Embark Group chief executive Phil Smith has predicted the total costs clients pay for their investments, pensions, and advice will face a tightening squeeze over the next two years.
Speaking to FTAdviser, the CEO of the parent company behind Sipp providers Rowanmoor and Hornbuckle, said: “I think the next two years will just be a battle of total expense ratio.
“Whether it is the Sipp cost, or the platform fee or the discretionary fund management fee, or it is the advice fee that wraps around it.
“The big news in the next two years will be all about the TER for the client, finding a space where you have a bit of an advice gap potentially...but it will be predominantly about price for the majority of the market.”
Mr Smith said the battle of TER had “been brewing for a number of years”.
“Fundamentally it has been the same for 20 years - people aren’t saving enough early enough to get a tax advantage of long term investment and pricing products in that space.”
Mr Smith said at the top end of the market, however, for the genuinely high net-worth clients, who are traditionally buyers of Sipp and Ssas products and usually have complex assets, people will continue to pay for specialist skills.
According to data from Morningstar, among actively managed equity funds available for sale in the UK with assets under management over £10m, the key investor information document ongoing charge ranges from 0.01 per cent to 3.9 per cent.
Martin Tilley, director of technical services for Dentons Pension Management, said TER and costs have become very important since the rise of platforms.
“When you have a platform-based market it is difficult to differentiate between other features of the product you have.
“For example for a platform that offers 600 funds, someone else has a platform of 600 funds, someone else has a platform of 600 funds, there isn’t a great deal of service issue, either it works well or it doesn’t.
“And it should work well so as long as it works well you don’t have a differentiator there, the only differentiator you’ve got is the cost.”
But Paul Matthews, UK and Europe chief executive at Standard Life, said employers, advisers and customers are seeking flexibility, transparency, choice, and performance, adding “there’s lots of examples where people will pay a premium for a premium offering”.
“There will always be people that look for low cost in any industry.
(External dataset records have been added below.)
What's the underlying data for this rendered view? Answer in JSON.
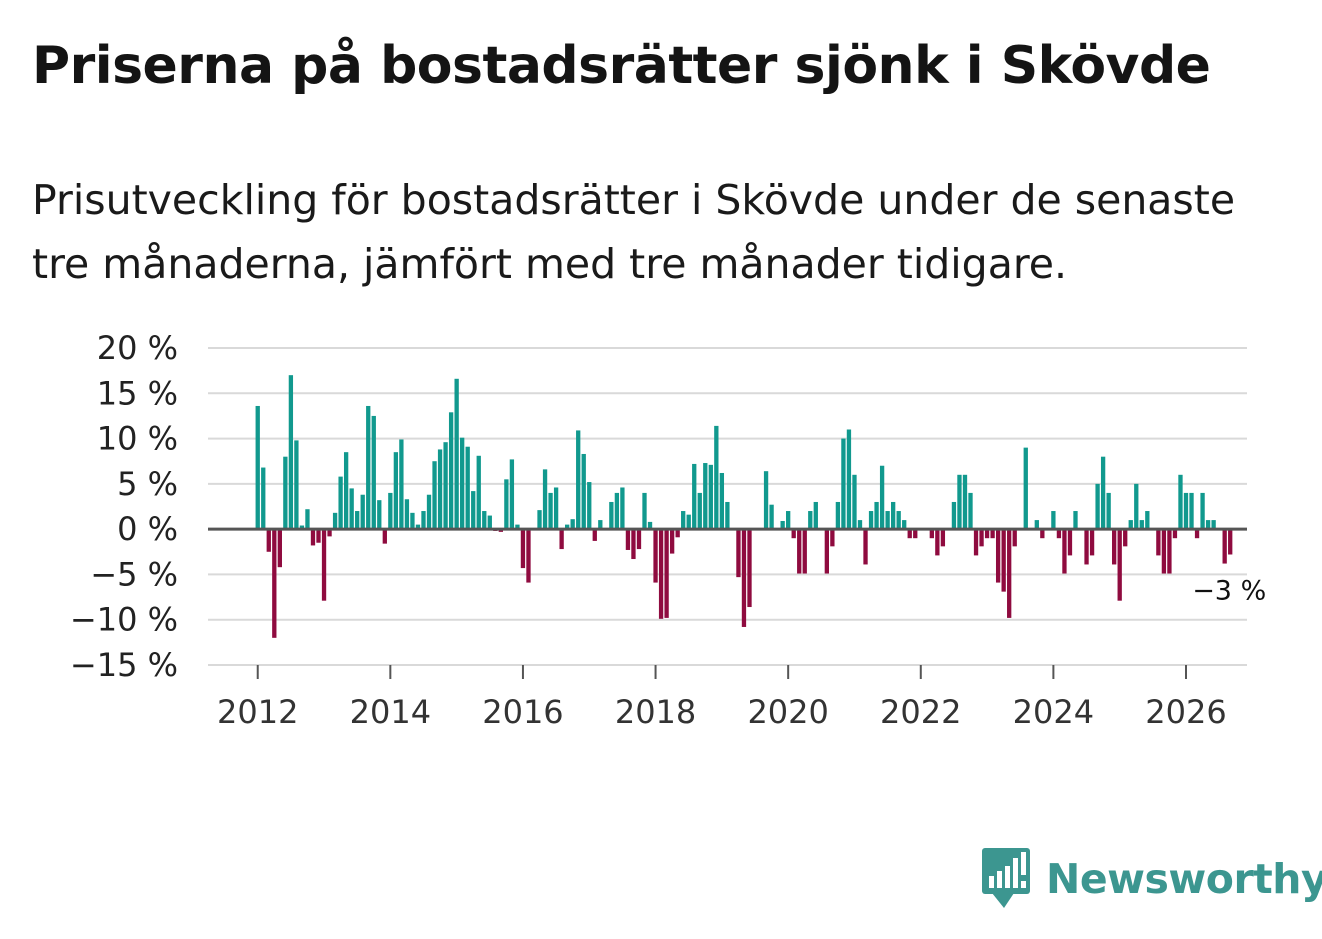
{
  "title": "Priserna på bostadsrätter sjönk i Skövde",
  "subtitle": "Prisutveckling för bostadsrätter i Skövde under de senaste tre månaderna, jämfört med tre månader tidigare.",
  "brand": {
    "name": "Newsworthy",
    "color": "#3c9690",
    "icon": "newsworthy-logo-icon"
  },
  "colors": {
    "positive": "#11998e",
    "negative": "#8f0b3f",
    "grid": "#d9d9d9",
    "zero": "#555555"
  },
  "chart_data": {
    "type": "bar",
    "title": "Priserna på bostadsrätter sjönk i Skövde",
    "xlabel": "",
    "ylabel": "",
    "unit": "%",
    "ylim": [
      -15,
      20
    ],
    "yticks": [
      {
        "value": 20,
        "label": "20 %"
      },
      {
        "value": 15,
        "label": "15 %"
      },
      {
        "value": 10,
        "label": "10 %"
      },
      {
        "value": 5,
        "label": "5 %"
      },
      {
        "value": 0,
        "label": "0 %"
      },
      {
        "value": -5,
        "label": "−5 %"
      },
      {
        "value": -10,
        "label": "−10 %"
      },
      {
        "value": -15,
        "label": "−15 %"
      }
    ],
    "xlim": [
      2011.25,
      2026.92
    ],
    "xticks": [
      {
        "value": 2012,
        "label": "2012"
      },
      {
        "value": 2014,
        "label": "2014"
      },
      {
        "value": 2016,
        "label": "2016"
      },
      {
        "value": 2018,
        "label": "2018"
      },
      {
        "value": 2020,
        "label": "2020"
      },
      {
        "value": 2022,
        "label": "2022"
      },
      {
        "value": 2024,
        "label": "2024"
      },
      {
        "value": 2026,
        "label": "2026"
      }
    ],
    "start": {
      "year": 2012,
      "month": 1
    },
    "frequency": "monthly",
    "values": [
      13.6,
      6.8,
      -2.5,
      -12.0,
      -4.2,
      8.0,
      17.0,
      9.8,
      0.4,
      2.2,
      -1.8,
      -1.5,
      -7.9,
      -0.8,
      1.8,
      5.8,
      8.5,
      4.5,
      2.0,
      3.8,
      13.6,
      12.5,
      3.2,
      -1.6,
      4.0,
      8.5,
      9.9,
      3.3,
      1.8,
      0.5,
      2.0,
      3.8,
      7.5,
      8.8,
      9.6,
      12.9,
      16.6,
      10.1,
      9.1,
      4.2,
      8.1,
      2.0,
      1.5,
      -0.2,
      -0.3,
      5.5,
      7.7,
      0.5,
      -4.3,
      -5.9,
      0.1,
      2.1,
      6.6,
      4.0,
      4.6,
      -2.2,
      0.5,
      1.1,
      10.9,
      8.3,
      5.2,
      -1.3,
      1.0,
      0.1,
      3.0,
      4.0,
      4.6,
      -2.3,
      -3.3,
      -2.2,
      4.0,
      0.8,
      -5.9,
      -9.9,
      -9.8,
      -2.7,
      -0.9,
      2.0,
      1.6,
      7.2,
      4.0,
      7.3,
      7.1,
      11.4,
      6.2,
      3.0,
      -0.1,
      -5.3,
      -10.8,
      -8.6,
      0.1,
      0.1,
      6.4,
      2.7,
      -0.1,
      0.9,
      2.0,
      -1.0,
      -4.9,
      -4.9,
      2.0,
      3.0,
      0.1,
      -4.9,
      -1.9,
      3.0,
      10.0,
      11.0,
      6.0,
      1.0,
      -3.9,
      2.0,
      3.0,
      7.0,
      2.0,
      3.0,
      2.0,
      1.0,
      -1.0,
      -1.0,
      0.0,
      0.0,
      -1.0,
      -2.9,
      -1.9,
      0.0,
      3.0,
      6.0,
      6.0,
      4.0,
      -2.9,
      -1.9,
      -1.0,
      -1.0,
      -5.9,
      -6.9,
      -9.8,
      -1.9,
      0.0,
      9.0,
      0.0,
      1.0,
      -1.0,
      0.1,
      2.0,
      -1.0,
      -4.9,
      -2.9,
      2.0,
      0.0,
      -3.9,
      -2.9,
      5.0,
      8.0,
      4.0,
      -3.9,
      -7.9,
      -1.9,
      1.0,
      5.0,
      1.0,
      2.0,
      0.0,
      -2.9,
      -4.9,
      -4.9,
      -1.0,
      6.0,
      4.0,
      4.0,
      -1.0,
      4.0,
      1.0,
      1.0,
      0.0,
      -3.8,
      -2.8
    ],
    "annotations": [
      {
        "label": "−3 %",
        "value": -3,
        "anchor": "last-bar"
      }
    ]
  }
}
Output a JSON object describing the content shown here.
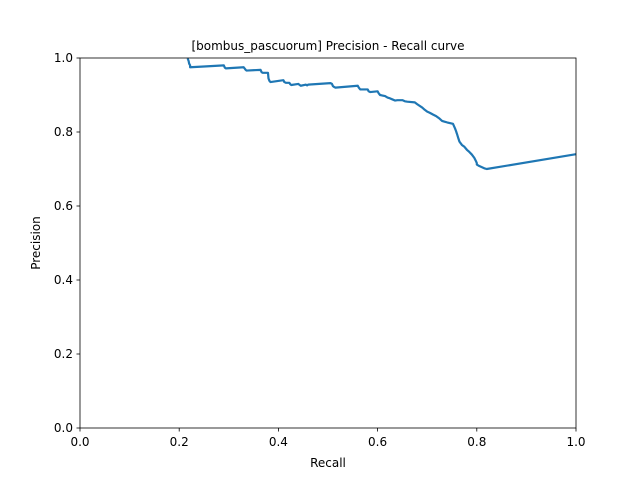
{
  "chart_data": {
    "type": "line",
    "title": "[bombus_pascuorum] Precision - Recall curve",
    "xlabel": "Recall",
    "ylabel": "Precision",
    "xlim": [
      0.0,
      1.0
    ],
    "ylim": [
      0.0,
      1.0
    ],
    "xticks": [
      "0.0",
      "0.2",
      "0.4",
      "0.6",
      "0.8",
      "1.0"
    ],
    "yticks": [
      "0.0",
      "0.2",
      "0.4",
      "0.6",
      "0.8",
      "1.0"
    ],
    "grid": false,
    "line_color": "#1f77b4",
    "series": [
      {
        "x": [
          0.217,
          0.219,
          0.22,
          0.222,
          0.222,
          0.25,
          0.29,
          0.292,
          0.294,
          0.33,
          0.334,
          0.336,
          0.364,
          0.366,
          0.368,
          0.379,
          0.38,
          0.382,
          0.384,
          0.41,
          0.412,
          0.415,
          0.422,
          0.424,
          0.426,
          0.44,
          0.442,
          0.445,
          0.455,
          0.458,
          0.46,
          0.505,
          0.508,
          0.51,
          0.512,
          0.515,
          0.56,
          0.562,
          0.565,
          0.58,
          0.582,
          0.585,
          0.6,
          0.602,
          0.605,
          0.615,
          0.62,
          0.625,
          0.63,
          0.635,
          0.64,
          0.65,
          0.655,
          0.66,
          0.675,
          0.68,
          0.69,
          0.695,
          0.7,
          0.705,
          0.712,
          0.718,
          0.725,
          0.73,
          0.735,
          0.74,
          0.752,
          0.756,
          0.758,
          0.76,
          0.763,
          0.765,
          0.77,
          0.775,
          0.78,
          0.785,
          0.79,
          0.795,
          0.798,
          0.8,
          0.8,
          0.805,
          0.815,
          0.82,
          1.0
        ],
        "y": [
          0.999,
          0.992,
          0.985,
          0.98,
          0.975,
          0.977,
          0.98,
          0.974,
          0.972,
          0.975,
          0.968,
          0.966,
          0.968,
          0.962,
          0.96,
          0.96,
          0.945,
          0.938,
          0.935,
          0.94,
          0.935,
          0.933,
          0.933,
          0.929,
          0.927,
          0.93,
          0.928,
          0.925,
          0.928,
          0.926,
          0.928,
          0.932,
          0.93,
          0.924,
          0.922,
          0.92,
          0.925,
          0.92,
          0.915,
          0.915,
          0.91,
          0.908,
          0.91,
          0.905,
          0.9,
          0.897,
          0.893,
          0.891,
          0.888,
          0.885,
          0.886,
          0.886,
          0.883,
          0.882,
          0.88,
          0.875,
          0.866,
          0.86,
          0.855,
          0.852,
          0.847,
          0.843,
          0.836,
          0.83,
          0.828,
          0.826,
          0.822,
          0.81,
          0.803,
          0.795,
          0.782,
          0.774,
          0.765,
          0.76,
          0.752,
          0.746,
          0.739,
          0.73,
          0.722,
          0.716,
          0.712,
          0.708,
          0.702,
          0.7,
          0.74
        ]
      }
    ]
  }
}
It is about offering choice to customers and advisers.
“IFAs are typically more and more looking for richness of platform and want to make sure they can deliver portfolios and valuations. They are looking for quality.
“Historically people have used a lot of supermarkets and today people are looking at wraps - for more functionality.”
Ian Mattioli, chief executive of Mattioli Woods told FTAdviser the group believes long term the industry will start to see total expense rations reduce.